Chapter 8 tells how Bedouin trackers helped to solve a murder in the desert sands. An empty rifle cartridge identified the killer. Other cases are described. Smith published his "Forensic Medicine and Technology" in 1925 (Chapter 9). The British legal system pays for a defendant's expert witnesses (Chapter 10). Can a person be strangled when there are no physical signs (p.164)? Arsenic is the most commonly used poison (Chapter 11). The Marsh test showed the presence of arsenic since 1836. Chapter 12 tells about the unusual strangling of a young woman. Abortion was a criminal act (Chapter 13). But not if the child died in the uterus. The legal procedure in Jersey is a relic of Norman French (p.201). A young girl went missing and was found murdered (Chapter 14). Medical and scientific evidence solved the crime. A murder was revealed when a captured shark vomited a human arm (Chapter 15). A tattoo led to an identification by fingerprints. Parts of two bodies were found and linked to two missing people (Chapter 16). Evidence in the house for dismemberment, conviction on circumstantial evidence.
A doctor should not report comments from an examination (Chapter 17). A physical presence leaves traces (p.240). A person's walking leaves traces on their shoes (p.248). The question of murder, suicide, or accident is common in real life (Chapter 18). Smith lists many examples. A bullet in the head may not cause immediate unconsciousness (p.263). Could telling the truth be more dangerous for an innocent man (p.267)? Chapter 19 explains the unusual effects of bullet wounds and other cases. Time of death can be fixed by body temperature, the extent of rigor mortis, and the state of the food consumed (Chapter 20). [The last time seen alive?] The last chapter tells of arsenic poisoning in Auckland.

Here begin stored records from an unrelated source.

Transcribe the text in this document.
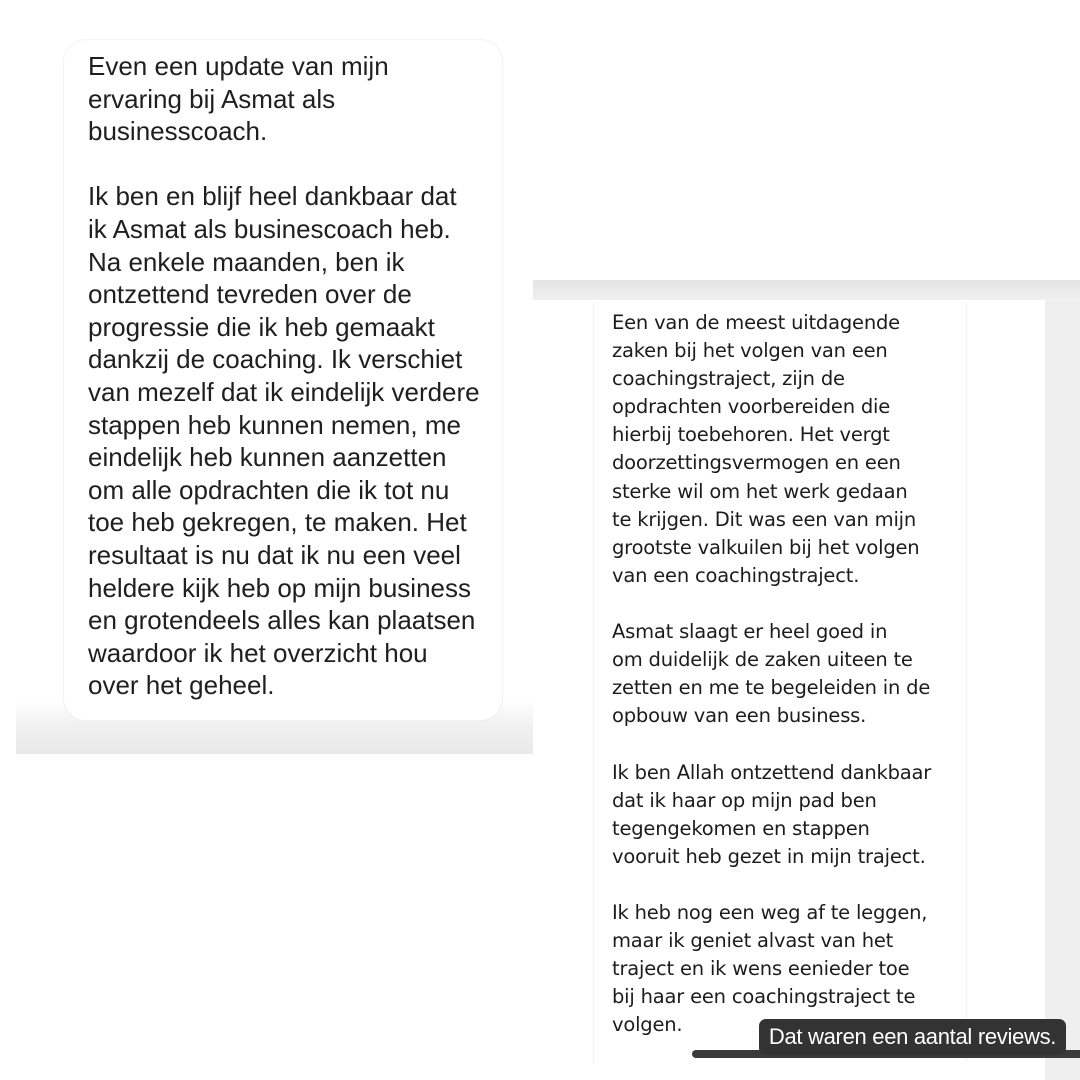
Even een update van mijn
ervaring bij Asmat als
businesscoach.

Ik ben en blijf heel dankbaar dat
ik Asmat als businescoach heb.
Na enkele maanden, ben ik
ontzettend tevreden over de
progressie die ik heb gemaakt
dankzij de coaching. Ik verschiet
van mezelf dat ik eindelijk verdere
stappen heb kunnen nemen, me
eindelijk heb kunnen aanzetten
om alle opdrachten die ik tot nu
toe heb gekregen, te maken. Het
resultaat is nu dat ik nu een veel
heldere kijk heb op mijn business
en grotendeels alles kan plaatsen
waardoor ik het overzicht hou
over het geheel.

Een van de meest uitdagende
zaken bij het volgen van een
coachingstraject, zijn de
opdrachten voorbereiden die
hierbij toebehoren. Het vergt
doorzettingsvermogen en een
sterke wil om het werk gedaan
te krijgen. Dit was een van mijn
grootste valkuilen bij het volgen
van een coachingstraject.

Asmat slaagt er heel goed in
om duidelijk de zaken uiteen te
zetten en me te begeleiden in de
opbouw van een business.

Ik ben Allah ontzettend dankbaar
dat ik haar op mijn pad ben
tegengekomen en stappen
vooruit heb gezet in mijn traject.

Ik heb nog een weg af te leggen,
maar ik geniet alvast van het
traject en ik wens eenieder toe
bij haar een coachingstraject te
volgen.	Dat waren een aantal reviews.
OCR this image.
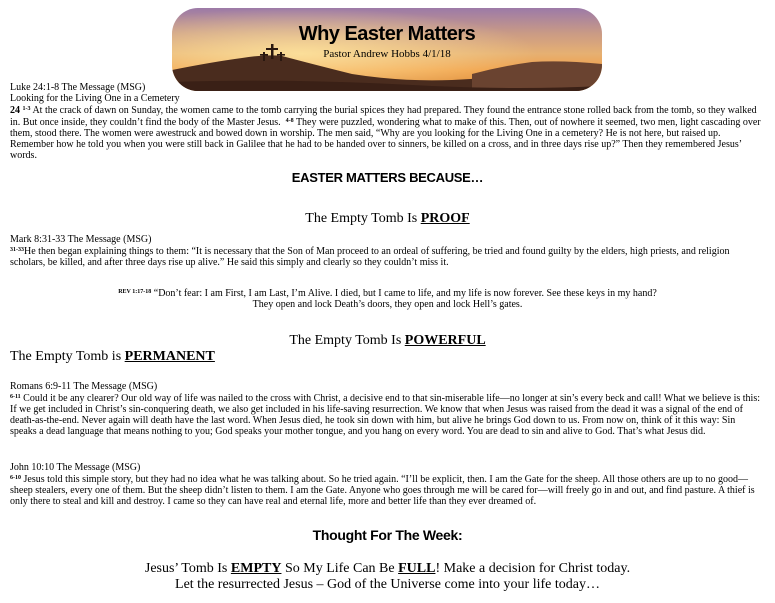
Why Easter Matters
Pastor Andrew Hobbs 4/1/18
Luke 24:1-8 The Message (MSG)
Looking for the Living One in a Cemetery
24 $^{1-3}$ At the crack of dawn on Sunday, the women came to the tomb carrying the burial spices they had prepared. They found the entrance stone rolled back from the tomb, so they walked in. But once inside, they couldn’t find the body of the Master Jesus. $^{4-8}$ They were puzzled, wondering what to make of this. Then, out of nowhere it seemed, two men, light cascading over them, stood there. The women were awestruck and bowed down in worship. The men said, “Why are you looking for the Living One in a cemetery? He is not here, but raised up. Remember how he told you when you were still back in Galilee that he had to be handed over to sinners, be killed on a cross, and in three days rise up?” Then they remembered Jesus’ words.
EASTER MATTERS BECAUSE…
The Empty Tomb Is PROOF
Mark 8:31-33 The Message (MSG)
$^{31-33}$He then began explaining things to them: “It is necessary that the Son of Man proceed to an ordeal of suffering, be tried and found guilty by the elders, high priests, and religion scholars, be killed, and after three days rise up alive.” He said this simply and clearly so they couldn’t miss it.
$^{REV 1:17-18}$ “Don’t fear: I am First, I am Last, I’m Alive. I died, but I came to life, and my life is now forever. See these keys in my hand?
They open and lock Death’s doors, they open and lock Hell’s gates.
The Empty Tomb Is POWERFUL
The Empty Tomb is PERMANENT
Romans 6:9-11 The Message (MSG)
$^{6-11}$ Could it be any clearer? Our old way of life was nailed to the cross with Christ, a decisive end to that sin-miserable life—no longer at sin’s every beck and call! What we believe is this: If we get included in Christ’s sin-conquering death, we also get included in his life-saving resurrection. We know that when Jesus was raised from the dead it was a signal of the end of death-as-the-end. Never again will death have the last word. When Jesus died, he took sin down with him, but alive he brings God down to us. From now on, think of it this way: Sin speaks a dead language that means nothing to you; God speaks your mother tongue, and you hang on every word. You are dead to sin and alive to God. That’s what Jesus did.
John 10:10 The Message (MSG)
$^{6-10}$ Jesus told this simple story, but they had no idea what he was talking about. So he tried again. “I’ll be explicit, then. I am the Gate for the sheep. All those others are up to no good—sheep stealers, every one of them. But the sheep didn’t listen to them. I am the Gate. Anyone who goes through me will be cared for—will freely go in and out, and find pasture. A thief is only there to steal and kill and destroy. I came so they can have real and eternal life, more and better life than they ever dreamed of.
Thought For The Week:
Jesus’ Tomb Is EMPTY So My Life Can Be FULL! Make a decision for Christ today.
Let the resurrected Jesus – God of the Universe come into your life today…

A woman became sick and died. Who did it? Her husband had no motive but was charged with murder. Smith testified for the defense; not guilty. The first half of the 20th century produced the greatest advances in human knowledge compared to the rest of recorded history (p.306). The total of all forms of indictable offenses has skyrocketed (p.307). The people most in need of defense are the least able to pay for it. The publicity given to murders is out of proportion to its social significance (p.308). He says murderers are mostly "ordinary individuals".